Meet Lindsay Ellen Metzker!
Pitch, Please has had the pleasure of working with Lindsay since November 2022 when she reached out to observe our rehearsals for her doctoral work. Ever since then, she has become an honorary member of the group and shows us an unwavering amount of support at our events.
Read more about Lindsay below and take a look at an excerpt of her work on Pitch, Please!
About Lindsay
I am a third year PhD student in the Policy, Organizational and Leadership Studies PhD program at the College of Education and Human Development and primarily am interested in ways in which students’ religious and cultural backgrounds and sexualities impact both their experiences in college but also the ways that higher education institutions shape their identities, brands, and policies. I just passed my comprehensive exams this summer and will be starting my dissertation writing this Fall.
Where does Pitch, Please fit in with my work? Good question. Last year, I became interested in looking at the ways in which multisexual – or bisexual, pansexual, omnisexual folks – college students build community and foster a positive sense of identity while attending college. As an openly pansexual person myself, I have a lot of experience feeling “too straight to be queer; too queer to be straight” and wanted to see what an affirming space for multisexual people might look like. I found Pitch Please through what can only be called a happy accident. PP Alumna Robyn Friedman was a server at a restaurant in my neighborhood. We started talking once we realized we both attended Temple, and when I told her about my work and interest in studying LGBTQIA+ college students, she made the necessary introductions for my research to begin in the Fall of 2022.

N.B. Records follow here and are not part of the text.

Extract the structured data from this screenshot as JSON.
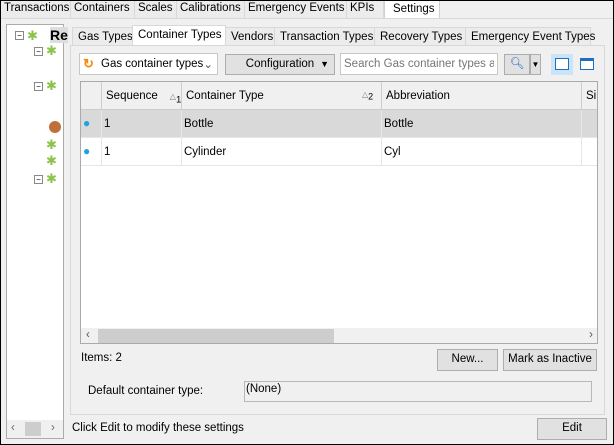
{
  "top_tabs": [
    "Transactions",
    "Containers",
    "Scales",
    "Calibrations",
    "Emergency Events",
    "KPIs",
    "Settings"
  ],
  "tree": {
    "root_label": "Re"
  },
  "inner_tabs": [
    "Gas Types",
    "Container Types",
    "Vendors",
    "Transaction Types",
    "Recovery Types",
    "Emergency Event Types"
  ],
  "toolbar": {
    "view_select": "Gas container types",
    "configuration": "Configuration",
    "search_placeholder": "Search Gas container types at y"
  },
  "grid": {
    "columns": [
      {
        "label": "Sequence",
        "sort": "1"
      },
      {
        "label": "Container Type",
        "sort": "2"
      },
      {
        "label": "Abbreviation",
        "sort": ""
      },
      {
        "label": "Si",
        "sort": ""
      }
    ],
    "rows": [
      {
        "sequence": "1",
        "type": "Bottle",
        "abbr": "Bottle"
      },
      {
        "sequence": "1",
        "type": "Cylinder",
        "abbr": "Cyl"
      }
    ]
  },
  "items_count": "Items: 2",
  "new_button": "New...",
  "inactive_button": "Mark as Inactive",
  "default_label": "Default container type:",
  "default_value": "(None)",
  "status_text": "Click Edit to modify these settings",
  "edit_button": "Edit"
}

The best part of working with Pitch, Please was seeing an affirming and unique queer community where all members are truly valued for who are they are. So much of the literature around the experiences of multisexual college students is really bleak – a lot of isolation, not feeling like they have a community, and not being sure where they belong. The culture in Pitch, Please really challenges those findings – being “queer enough” means being exactly who you are in Pitch and it was a really beautiful and meaningful thing to witness and share.